Ms. T and her father moved to Beppu for rest and recovery and her father soon passed away. Ms. T passed away a few years ago.
Sixty years have passed since then. In December of 1945 I had a high fever and was bedridden by an illness for which there was no diagnosis. For a period of time I felt that I couldn't stand the cruelty of war, the ugly nature of humankind, and simply wanted to quit being a human myself. But every time I thought of killing myself, I was reminded of how my parents greeted me with tears of joy that day when I returned from Hiroshima, and I found the courage to live for them.
I'm glad that I chose life. In the past 60 years I have encountered so much love and kindness. Although it was a rough ride, I have many fond memories, and I learned about the wonderful nature of life. Had I chosen death back then, I would have ended my life as a hateful, pathetic person. I believe peace will come when we all cultivate understanding and communication, people to people, nation to nation. I believe we will achieve peace when every person on earth makes the effort to abolish war.
I would like to close with some poems from my diaries.

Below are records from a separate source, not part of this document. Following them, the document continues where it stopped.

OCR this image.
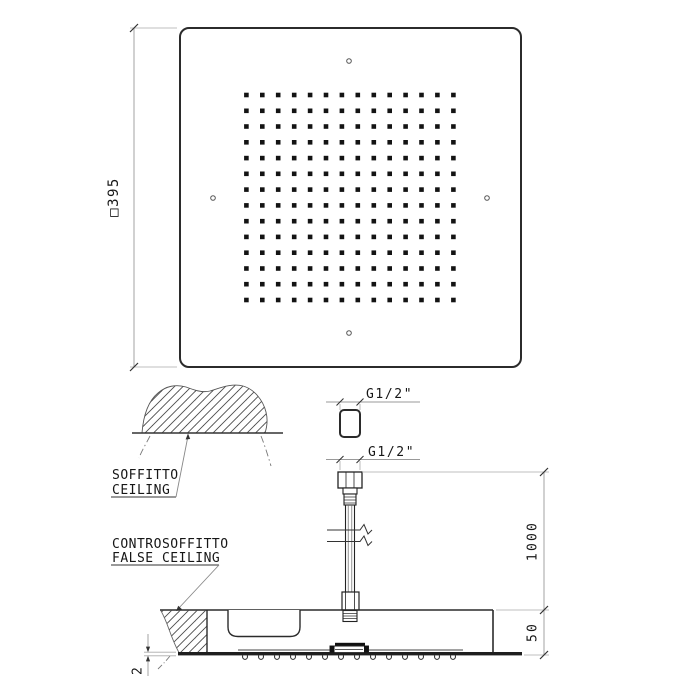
□395
SOFFITTO
CEILING
G1/2"
G1/2"
CONTROSOFFITTO
FALSE CEILING	1000
50
2
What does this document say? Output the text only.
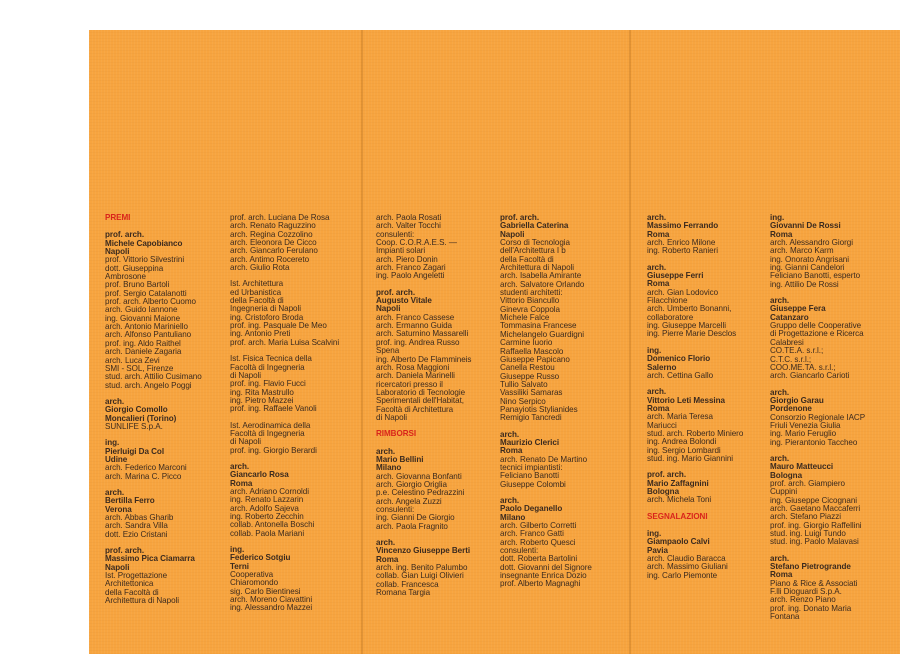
PREMI
prof. arch.
Michele Capobianco
Napoli
prof. Vittorio Silvestrini
dott. Giuseppina
Ambrosone
prof. Bruno Bartoli
prof. Sergio Catalanotti
prof. arch. Alberto Cuomo
arch. Guido Iannone
ing. Giovanni Maione
arch. Antonio Mariniello
arch. Alfonso Pantuliano
prof. ing. Aldo Raithel
arch. Daniele Zagaria
arch. Luca Zevi
SMI - SOL, Firenze
stud. arch. Attilio Cusimano
stud. arch. Angelo Poggi
arch.
Giorgio Comollo
Moncalieri (Torino)
SUNLIFE S.p.A.
ing.
Pierluigi Da Col
Udine
arch. Federico Marconi
arch. Marina C. Picco
arch.
Bertilla Ferro
Verona
arch. Abbas Gharib
arch. Sandra Villa
dott. Ezio Cristani
prof. arch.
Massimo Pica Ciamarra
Napoli
Ist. Progettazione
Architettonica
della Facoltà di
Architettura di Napoli
prof. arch. Luciana De Rosa
arch. Renato Raguzzino
arch. Regina Cozzolino
arch. Eleonora De Cicco
arch. Giancarlo Ferulano
arch. Antimo Rocereto
arch. Giulio Rota
Ist. Architettura
ed Urbanistica
della Facoltà di
Ingegneria di Napoli
ing. Cristoforo Broda
prof. ing. Pasquale De Meo
ing. Antonio Preti
prof. arch. Maria Luisa Scalvini
Ist. Fisica Tecnica della
Facoltà di Ingegneria
di Napoli
prof. ing. Flavio Fucci
ing. Rita Mastrullo
ing. Pietro Mazzei
prof. ing. Raffaele Vanoli
Ist. Aerodinamica della
Facoltà di Ingegneria
di Napoli
prof. ing. Giorgio Berardi
arch.
Giancarlo Rosa
Roma
arch. Adriano Cornoldi
ing. Renato Lazzarin
arch. Adolfo Sajeva
ing. Roberto Zecchin
collab. Antonella Boschi
collab. Paola Mariani
ing.
Federico Sotgiu
Terni
Cooperativa
Chiaromondo
sig. Carlo Bientinesi
arch. Moreno Ciavattini
ing. Alessandro Mazzei
arch. Paola Rosati
arch. Valter Tocchi
consulenti:
Coop. C.O.R.A.E.S. —
Impianti solari
arch. Piero Donin
arch. Franco Zagari
ing. Paolo Angeletti
prof. arch.
Augusto Vitale
Napoli
arch. Franco Cassese
arch. Ermanno Guida
arch. Saturnino Massarelli
prof. ing. Andrea Russo
Spena
ing. Alberto De Flammineis
arch. Rosa Maggioni
arch. Daniela Marinelli
ricercatori presso il
Laboratorio di Tecnologie
Sperimentali dell'Habitat,
Facoltà di Architettura
di Napoli
RIMBORSI
arch.
Mario Bellini
Milano
arch. Giovanna Bonfanti
arch. Giorgio Origlia
p.e. Celestino Pedrazzini
arch. Angela Zuzzi
consulenti:
ing. Gianni De Giorgio
arch. Paola Fragnito
arch.
Vincenzo Giuseppe Berti
Roma
arch. ing. Benito Palumbo
collab. Gian Luigi Olivieri
collab. Francesca
Romana Targia
prof. arch.
Gabriella Caterina
Napoli
Corso di Tecnologia
dell'Architettura I b
della Facoltà di
Architettura di Napoli
arch. Isabella Amirante
arch. Salvatore Orlando
studenti architetti:
Vittorio Biancullo
Ginevra Coppola
Michele Falce
Tommasina Francese
Michelangelo Guardigni
Carmine Iuorio
Raffaella Mascolo
Giuseppe Papicano
Canella Restou
Giuseppe Russo
Tullio Salvato
Vassiliki Samaras
Nino Serpico
Panayiotis Stylianides
Remigio Tancredi
arch.
Maurizio Clerici
Roma
arch. Renato De Martino
tecnici impiantisti:
Feliciano Banotti
Giuseppe Colombi
arch.
Paolo Deganello
Milano
arch. Gilberto Corretti
arch. Franco Gatti
arch. Roberto Quesci
consulenti:
dott. Roberta Bartolini
dott. Giovanni del Signore
insegnante Enrica Dozio
prof. Alberto Magnaghi
arch.
Massimo Ferrando
Roma
arch. Enrico Milone
ing. Roberto Ranieri
arch.
Giuseppe Ferri
Roma
arch. Gian Lodovico
Filacchione
arch. Umberto Bonanni,
collaboratore
ing. Giuseppe Marcelli
ing. Pierre Marie Desclos
ing.
Domenico Florio
Salerno
arch. Cettina Gallo
arch.
Vittorio Leti Messina
Roma
arch. Maria Teresa
Mariucci
stud. arch. Roberto Miniero
ing. Andrea Bolondi
ing. Sergio Lombardi
stud. ing. Mario Giannini
prof. arch.
Mario Zaffagnini
Bologna
arch. Michela Toni
SEGNALAZIONI
ing.
Giampaolo Calvi
Pavia
arch. Claudio Baracca
arch. Massimo Giuliani
ing. Carlo Piemonte
ing.
Giovanni De Rossi
Roma
arch. Alessandro Giorgi
arch. Marco Karm
ing. Onorato Angrisani
ing. Gianni Candelori
Feliciano Banotti, esperto
ing. Attilio De Rossi
arch.
Giuseppe Fera
Catanzaro
Gruppo delle Cooperative
di Progettazione e Ricerca
Calabresi
CO.TE.A. s.r.l.;
C.T.C. s.r.l.;
COO.ME.TA. s.r.l.;
arch. Giancarlo Carioti
arch.
Giorgio Garau
Pordenone
Consorzio Regionale IACP
Friuli Venezia Giulia
ing. Mario Feruglio
ing. Pierantonio Taccheo
arch.
Mauro Matteucci
Bologna
prof. arch. Giampiero
Cuppini
ing. Giuseppe Cicognani
arch. Gaetano Maccaferri
arch. Stefano Piazzi
prof. ing. Giorgio Raffellini
stud. ing. Luigi Tundo
stud. ing. Paolo Malavasi
arch.
Stefano Pietrogrande
Roma
Piano & Rice & Associati
F.lli Dioguardi S.p.A.
arch. Renzo Piano
prof. ing. Donato Maria
Fontana
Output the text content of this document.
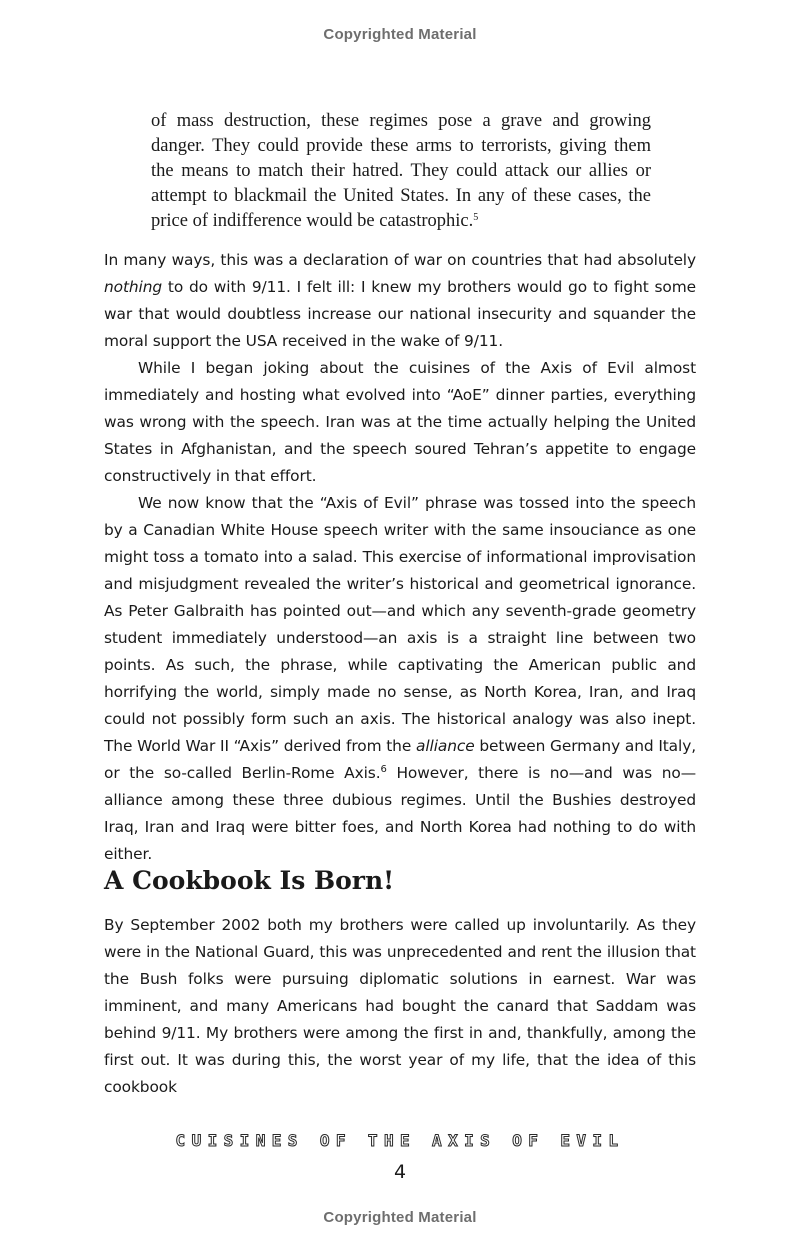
Copyrighted Material
of mass destruction, these regimes pose a grave and growing danger. They could provide these arms to terrorists, giving them the means to match their hatred. They could attack our allies or attempt to blackmail the United States. In any of these cases, the price of indifference would be catastrophic.$^5$

In many ways, this was a declaration of war on countries that had absolutely nothing to do with 9/11. I felt ill: I knew my brothers would go to fight some war that would doubtless increase our national insecurity and squander the moral support the USA received in the wake of 9/11.

While I began joking about the cuisines of the Axis of Evil almost immediately and hosting what evolved into “AoE” dinner parties, everything was wrong with the speech. Iran was at the time actually helping the United States in Afghanistan, and the speech soured Tehran’s appetite to engage constructively in that effort.

We now know that the “Axis of Evil” phrase was tossed into the speech by a Canadian White House speech writer with the same insouciance as one might toss a tomato into a salad. This exercise of informational improvisation and misjudgment revealed the writer’s historical and geometrical ignorance. As Peter Galbraith has pointed out—and which any seventh-grade geometry student immediately understood—an axis is a straight line between two points. As such, the phrase, while captivating the American public and horrifying the world, simply made no sense, as North Korea, Iran, and Iraq could not possibly form such an axis. The historical analogy was also inept. The World War II “Axis” derived from the alliance between Germany and Italy, or the so-called Berlin-Rome Axis.$^6$ However, there is no—and was no—alliance among these three dubious regimes. Until the Bushies destroyed Iraq, Iran and Iraq were bitter foes, and North Korea had nothing to do with either.

A Cookbook Is Born!

By September 2002 both my brothers were called up involuntarily. As they were in the National Guard, this was unprecedented and rent the illusion that the Bush folks were pursuing diplomatic solutions in earnest. War was imminent, and many Americans had bought the canard that Saddam was behind 9/11. My brothers were among the first in and, thankfully, among the first out. It was during this, the worst year of my life, that the idea of this cookbook

CUISINES OF THE AXIS OF EVIL
4
Copyrighted Material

・Mushroom Cloud (written in 1984)
As if bubbling out of the ground
The mushroom cloud grows
High, high above, larger and larger
Underneath, tens of thousands
Are stripped naked of their flesh
Burned, die screaming
Fellow humans, please do not forget.
Black rain covers half of Father's face
Remains black, in the urn
・Give me water (written in 1983)
"Water, give me water"
I walked by without giving them a hand.
I cursed my cruel heart
And followed the row of people
They extended their hands, burned black
And called for help
But I pretended not to see them
And passed by with the heart of a devil
After 36 years
I still hear them call
"Water, give me water"
(Written in 1984)
Mushroom cloud, I see hell on earth
On the anniversary of the atomic bomb
Hell burning and people crying for water
Even now, on the anniversary of the atomic bomb
I watch the peace festival on television
The voices echo "no more nukes"
On the anniversary of the atomic bomb
Chernobyl (written in 1986)
Rainy season brings back the fear of radiation
A half century passes still dragging the shadow of the bomb
Unforgivable, anniversary of the atomic bomb
(Written in 1999 to 2005)
Mushroom cloud, stealing thousands of lives
I don't even hear the name "Pika-don," anniversary of the atomic bomb
The storyteller's memory never fades, anniversary of the atomic bomb
The storyteller's Mission unaccomplished, anniversary of Hiroshima
With guilt I prepare rice, anniversary of the atomic bomb
For the longest time I was afraid that if I did not record my experiences about the atomic bombing this mistake in history might be repeated. I am grateful for the opportunity to write this memoir.
It has been 60 years and I find my memory fading. Perhaps the fading is what helped me write about my experiences calmly. In the past, when I spoke of those days, I would get choked up and could not continue. I hope you will forgive me for any inaccuracies due to the lapses I have in my memory.